5. La censura relativa alla violazione del D.P.R. n. 600 del 1973, art. 39, art. 2697 c.c., L. n. 549 del 1995, art. 3 è, anch’essa, inammissibile: essa non risulta dedotta con riferimento al numero 3 dell’art. 360 c.p.c., comma 1, neanche implicitamente, non avendo il ricorrente affatto illustrato in che modo e sotto quale profilo il disposto di cui alle disposizioni menzionate sarebbe stato male applicato, o travisato, o frainteso dalla CTR. 6. L’omesso esame del "merito della questione controversa", ed, in ispecie, l’asserto avvenuto superamento, tramite i documenti prodotti, della presunzione su cui si fonda la pretesa impositiva, nonchè la censura relativa all’erroneo apprezzamento delle prove, proposta merce il richiamo agli artt. 115 e 116 c.p.c., restano, da una parte7 assorbiti in conseguenza a quanto considerato nel punto sub 3., e sono, dall’altra, inammissibili perchè tendono ad un nuovo esame del merito della causa, precluso in sede di legittimità, potendo la Corte valutare, ex art. 360 c.p.c., comma 1, n. 5, sotto il profilo logico-formale e della correttezza giuridica (cfr. Cass. n. 27162/2009; n. 18119/2008; n. 5489/2007) la valutazione espressa dal giudice del merito, cui, solo, compete di valutare le prove, di controllarne l’attendibilità e la concludenza, e di scegliere tra le risultanze probatorie quelle ritenute idonee a dimostrare i fatti in discussione.
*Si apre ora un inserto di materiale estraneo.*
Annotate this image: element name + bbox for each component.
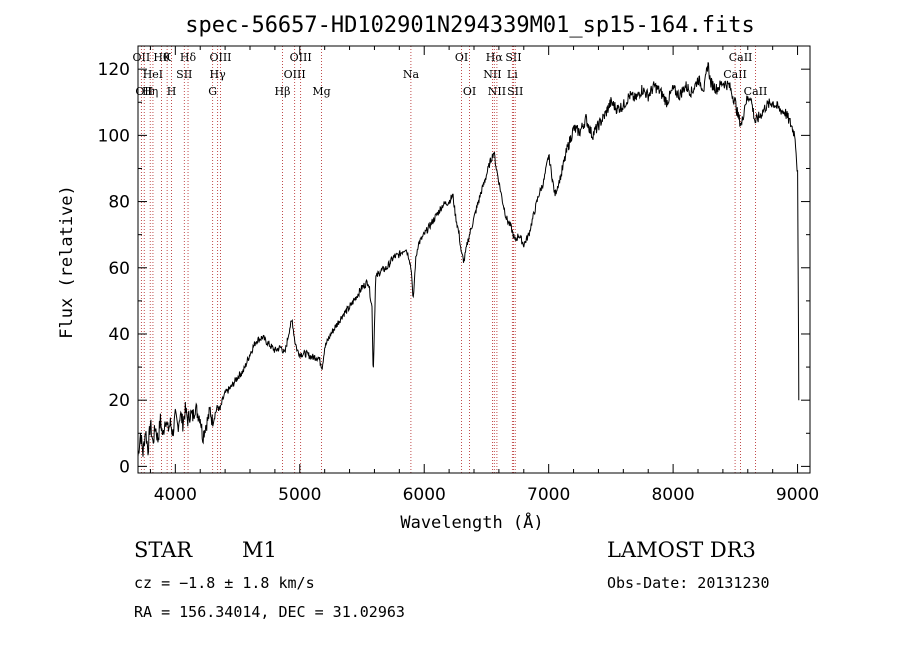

Le spese, secondo il criterio legale della soccombenza, vanno poste a carico del ricorrente ed in favore dell’Agenzia e si liquidano in Euro 2000,00, oltre spese prenotate a debito.
P.Q.M.
Dichiara inammissibile il controricorso del Ministero dell’Economia e delle finanze, rigetta il ricorso e condanna il ricorrente al pagamento della spese, in favore dell’Agenzia, liquidate in Euro 2.000,00, oltre spese prenotate a debito.